Black History: Underground Railroad - WTOC-TV: Savannah, Beaufort, SC, News, Weather & Sports

Black History: Underground Railroad

These holes supplied air to the slaves who were hiding beneath the floor. These holes supplied air to the slaves who were hiding beneath the floor.
Eventually those slaves running for their lives and freedom made their way to Fort Pulaski. Eventually those slaves running for their lives and freedom made their way to Fort Pulaski.

By Dawn Baker email | bio

SAVANNAH, GA (WTOC) - As we continue our celebration of Black history, we are going back to the late 1600s when it is believed that the first Africans came to America.

They came against their will as slaves. You must remember that back then, slavery was protected by the laws of the land, but that didn't stop these very proud people from a far away dark continent from trying to escape from bondage. They wanted to live as if they were free, in a land where they were viewed as property instead of human.

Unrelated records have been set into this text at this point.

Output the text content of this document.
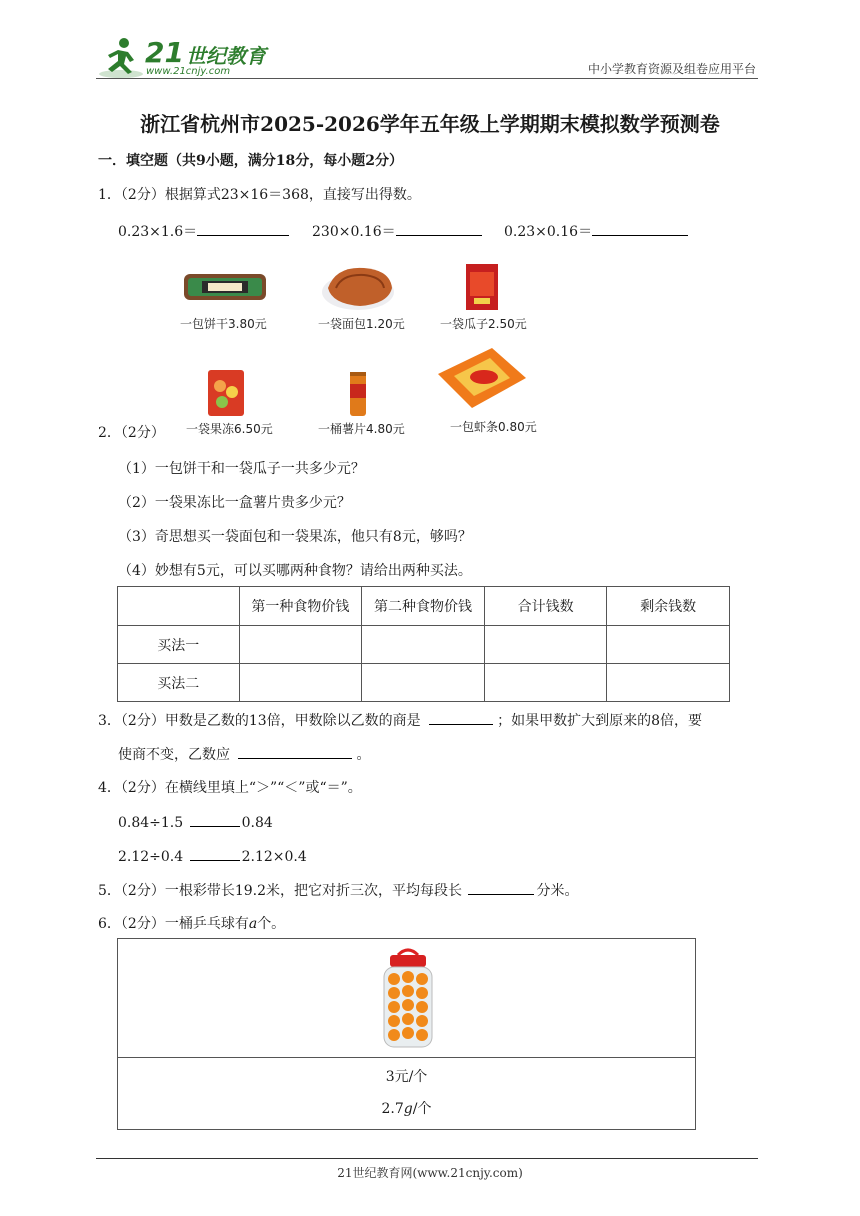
21 世纪教育
www.21cnjy.com	中小学教育资源及组卷应用平台
浙江省杭州市2025-2026学年五年级上学期期末模拟数学预测卷
一．填空题（共9小题，满分18分，每小题2分）
1．（2分）根据算式23×16＝368，直接写出得数。
0.23×1.6＝	230×0.16＝	0.23×0.16＝
一包饼干3.80元	一袋面包1.20元	一袋瓜子2.50元
一袋果冻6.50元	一桶薯片4.80元	一包虾条0.80元
2．（2分）
（1）一包饼干和一袋瓜子一共多少元？
（2）一袋果冻比一盒薯片贵多少元？
（3）奇思想买一袋面包和一袋果冻，他只有8元，够吗？
（4）妙想有5元，可以买哪两种食物？请给出两种买法。
	第一种食物价钱	第二种食物价钱	合计钱数	剩余钱数
买法一				
买法二				
3．（2分）甲数是乙数的13倍，甲数除以乙数的商是	；如果甲数扩大到原来的8倍，要
使商不变，乙数应	。
4．（2分）在横线里填上“＞”“＜”或“＝”。
0.84÷1.5	0.84
2.12÷0.4	2.12×0.4
5．（2分）一根彩带长19.2米，把它对折三次，平均每段长	分米。
6．（2分）一桶乒乓球有a个。
3元/个
2.7g/个
21世纪教育网(www.21cnjy.com)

A lot of thought went into the design of this historic church when slaves built First African Baptist back in the 1850s.

They painted the front doors red and made sure they made the ceiling out of square tiles. Both the doors and the ceiling were a secret message to others living in bondage that this church was also a sanctuary for freedom.

But the real proof of that is in the church basement. There are four columns. At their base, there are small holes in the floor. These holes supplied air to the slaves who were hiding beneath the floor trying to escape from bondage.

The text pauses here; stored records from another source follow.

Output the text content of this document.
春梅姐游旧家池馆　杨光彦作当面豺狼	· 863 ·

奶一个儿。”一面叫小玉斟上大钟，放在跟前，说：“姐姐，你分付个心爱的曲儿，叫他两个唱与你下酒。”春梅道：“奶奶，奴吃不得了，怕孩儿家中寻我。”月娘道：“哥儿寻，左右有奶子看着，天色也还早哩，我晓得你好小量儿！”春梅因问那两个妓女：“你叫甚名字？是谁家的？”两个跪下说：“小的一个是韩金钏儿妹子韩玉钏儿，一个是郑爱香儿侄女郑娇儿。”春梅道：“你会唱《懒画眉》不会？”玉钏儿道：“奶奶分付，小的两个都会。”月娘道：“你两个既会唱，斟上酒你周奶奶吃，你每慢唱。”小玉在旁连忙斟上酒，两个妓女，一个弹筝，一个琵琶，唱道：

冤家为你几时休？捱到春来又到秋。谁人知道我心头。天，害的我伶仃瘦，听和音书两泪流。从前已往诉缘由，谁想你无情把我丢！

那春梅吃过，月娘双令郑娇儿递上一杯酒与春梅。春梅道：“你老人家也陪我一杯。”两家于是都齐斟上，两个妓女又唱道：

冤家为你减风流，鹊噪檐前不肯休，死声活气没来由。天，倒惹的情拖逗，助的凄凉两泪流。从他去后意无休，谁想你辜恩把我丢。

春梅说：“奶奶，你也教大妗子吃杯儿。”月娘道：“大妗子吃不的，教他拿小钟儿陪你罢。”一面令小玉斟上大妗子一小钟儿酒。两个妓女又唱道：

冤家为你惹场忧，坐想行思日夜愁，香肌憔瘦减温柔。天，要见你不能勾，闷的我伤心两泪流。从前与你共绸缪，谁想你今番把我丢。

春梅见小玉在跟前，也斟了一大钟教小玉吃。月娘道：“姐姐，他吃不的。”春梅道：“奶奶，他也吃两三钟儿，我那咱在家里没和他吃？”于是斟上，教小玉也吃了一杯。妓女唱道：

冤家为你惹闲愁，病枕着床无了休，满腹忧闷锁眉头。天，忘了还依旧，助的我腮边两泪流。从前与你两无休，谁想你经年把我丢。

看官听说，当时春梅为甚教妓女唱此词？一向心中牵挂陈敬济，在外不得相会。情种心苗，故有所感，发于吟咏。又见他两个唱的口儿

But even the holes had a connection to the slaves' homeland.

"That cross in the middle is actually an African symbol, cosmogram. It is the continuity of life meaning that on this side of the cross you have this world the world of the living but the day shall come when you have to cross over the water into the afterlife. Below there Africans would be in tunnels. There are tunnels about four feet tall right below these markings. Africans can be knee bone in the tunnel and they could hear their brothers and sisters up top through these holes sending messages and prayers," explains Jamal Toure', owner of Day Clean Journeys Tour Company.

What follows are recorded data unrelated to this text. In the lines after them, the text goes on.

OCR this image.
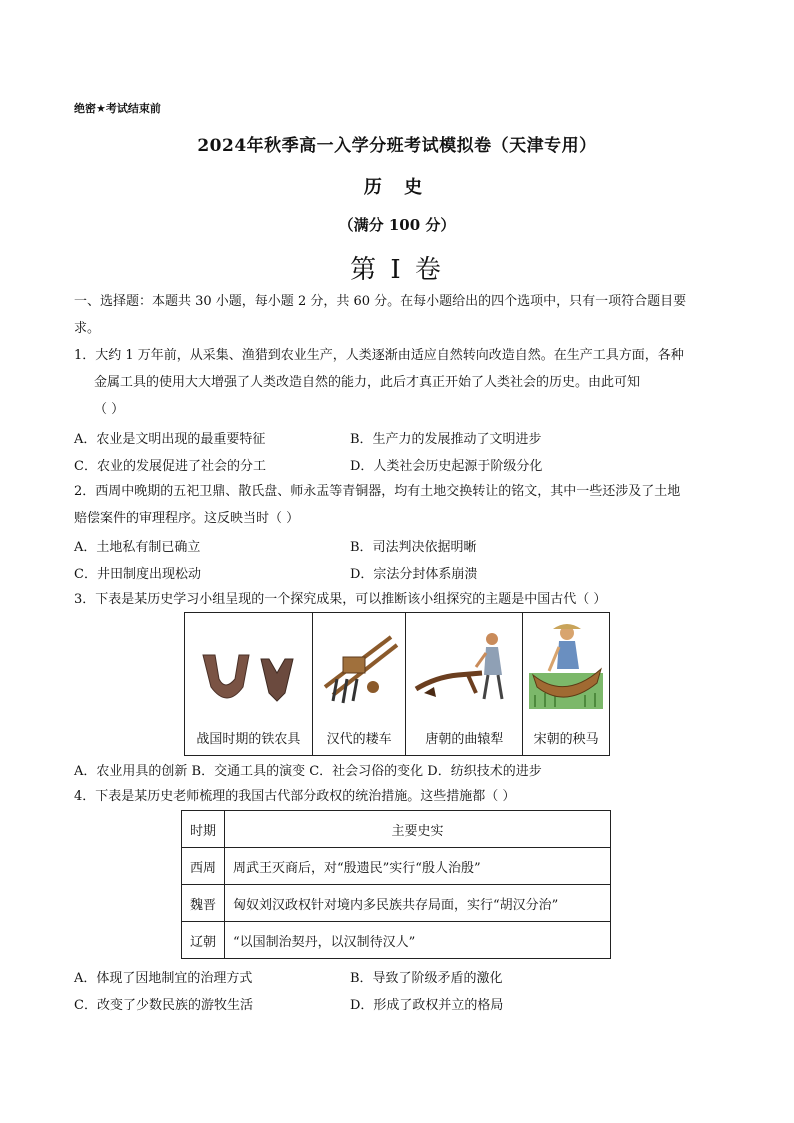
绝密★考试结束前
2024年秋季高一入学分班考试模拟卷（天津专用）
历 史
（满分 100 分）
第 I 卷
一、选择题：本题共 30 小题，每小题 2 分，共 60 分。在每小题给出的四个选项中，只有一项符合题目要
求。
1．大约 1 万年前，从采集、渔猎到农业生产，人类逐渐由适应自然转向改造自然。在生产工具方面，各种
金属工具的使用大大增强了人类改造自然的能力，此后才真正开始了人类社会的历史。由此可知
（ ）
A．农业是文明出现的最重要特征	B．生产力的发展推动了文明进步
C．农业的发展促进了社会的分工	D．人类社会历史起源于阶级分化
2．西周中晚期的五祀卫鼎、散氏盘、师永盂等青铜器，均有土地交换转让的铭文，其中一些还涉及了土地
赔偿案件的审理程序。这反映当时（ ）
A．土地私有制已确立	B．司法判决依据明晰
C．井田制度出现松动	D．宗法分封体系崩溃
3．下表是某历史学习小组呈现的一个探究成果，可以推断该小组探究的主题是中国古代（ ）
战国时期的铁农具	汉代的耧车	唐朝的曲辕犁	宋朝的秧马
A．农业用具的创新 B．交通工具的演变 C．社会习俗的变化 D．纺织技术的进步
4．下表是某历史老师梳理的我国古代部分政权的统治措施。这些措施都（ ）
时期	主要史实
西周	周武王灭商后，对“殷遗民”实行“殷人治殷”
魏晋	匈奴刘汉政权针对境内多民族共存局面，实行“胡汉分治”
辽朝	“以国制治契丹，以汉制待汉人”
A．体现了因地制宜的治理方式	B．导致了阶级矛盾的激化
C．改变了少数民族的游牧生活	D．形成了政权并立的格局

This was part of the underground railroad that slaves used to make their way to freedom. From First African, the slaves traveled and held up in the place we now call Runaway Point. Back then it was nothing but woods.

Eventually those slaves running for their lives and freedom made their way to Fort Pulaski.

"We know that the Fort was a refuge for slaves after the union army took the fort back. We know that some of the escaped slaves worked with the army to help maintain the fort. We've seen passing references in some of the reports written by the officers that they were tapping into the knowledge that they had in terms of trying to navigate the waterways here," explains Mike Weinstein, Fort Pulaski park ranger.

Some of those slaves remained in Savannah after the Civil War. Many others made their way to Tybee Island and eventually ended up in Florida where their dream of freedom was realized.